Revenues totaled $8.3 million and $22.9 million for the three and twelve months ended December 31, 2009, respectively. Revenues totaled $44,000 and $0.3 million for the three- and twelve-month periods ended December 31, 2008, respectively. The revenues earned during 2009 resulted from the recognition of a portion of the upfront, non-refundable license fee and reimbursement of third-party development costs under our license agreement with Bayer. The $35.0 million upfront license fee has been recognized on a straight-line basis over a period of approximately 13 months, which was the original period in which we expected to complete all of our obligations under the license agreement with Bayer. In December 2009, we revised our estimate of this period extending it to 26 months as a result of design modifications to our ongoing RDEA119 clinical trials. The unamortized balance of the license fee as of the date of the change in estimate will be recognized over the revised timeline. The revenue earned in fiscal 2008 resulted from the research services we provided under our master services agreement with Valeant, which has since terminated by its terms.

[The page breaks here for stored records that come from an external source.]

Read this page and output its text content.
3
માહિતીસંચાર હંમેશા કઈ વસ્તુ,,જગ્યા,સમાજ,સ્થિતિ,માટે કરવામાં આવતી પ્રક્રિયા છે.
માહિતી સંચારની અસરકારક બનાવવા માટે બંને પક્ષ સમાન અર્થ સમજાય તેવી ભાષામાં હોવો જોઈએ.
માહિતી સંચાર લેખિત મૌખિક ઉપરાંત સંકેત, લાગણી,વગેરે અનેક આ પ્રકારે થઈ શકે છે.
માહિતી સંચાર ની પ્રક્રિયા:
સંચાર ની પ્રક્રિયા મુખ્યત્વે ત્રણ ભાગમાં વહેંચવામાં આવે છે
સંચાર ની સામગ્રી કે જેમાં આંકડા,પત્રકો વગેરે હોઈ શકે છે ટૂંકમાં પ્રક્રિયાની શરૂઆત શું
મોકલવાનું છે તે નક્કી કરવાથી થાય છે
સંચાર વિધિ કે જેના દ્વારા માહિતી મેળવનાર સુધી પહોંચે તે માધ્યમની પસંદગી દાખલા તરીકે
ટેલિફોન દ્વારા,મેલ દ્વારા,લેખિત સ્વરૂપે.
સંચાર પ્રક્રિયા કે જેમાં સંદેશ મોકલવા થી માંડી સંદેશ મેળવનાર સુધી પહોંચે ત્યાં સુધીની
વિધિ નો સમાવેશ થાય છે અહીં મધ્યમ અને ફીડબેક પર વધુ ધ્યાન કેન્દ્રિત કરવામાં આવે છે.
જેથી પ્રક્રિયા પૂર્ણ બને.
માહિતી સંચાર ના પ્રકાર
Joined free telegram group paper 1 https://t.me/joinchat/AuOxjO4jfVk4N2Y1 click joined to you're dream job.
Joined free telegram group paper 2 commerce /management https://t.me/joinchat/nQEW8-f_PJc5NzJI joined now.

The net loss applicable to common stockholders for the three and twelve months ended December 31, 2009 was $6.3 million and $30.9 million, or $0.34 per share and $1.70 per share, respectively, compared to a net loss applicable to common stockholders for the same periods in 2008 of $12.7 million and $55.1 million, or $0.82 per share and $3.79 per share, respectively. The net loss applicable to common stockholders for the three and twelve months ended December 31, 2009 included non-cash charges of $1.4 million and $5.8 million, or $0.08 per share and $0.32 per share, respectively, for stock-based compensation expense. For the same period in 2008, we reported non-cash charges of $1.4 million and $5.1 million, or $0.09 per share and $0.35 per share, respectively, for stock-based compensation expense.  

The decrease in net loss applicable to common stockholders between these periods was primarily a result of the increase in revenues noted above for the same period and a decrease in operating expenses, mainly due to reduced discovery research and clinical development expenditures as we continue to focus our resources on our gout-related programs, RDEA594 and RDEA684. In addition, during the second half of 2009, we realized savings from our restructuring plan of approximately $2.2 million. These decreases were partially offset by severance-related restructuring charges of approximately $0.8 million for the twelve months ended December 31, 2009, an increase in interest expense in connection with our growth capital loan and capital lease obligations entered into in the second half of 2008 and a decline in 2009 interest income due to lower average interest rates as compared to 2008.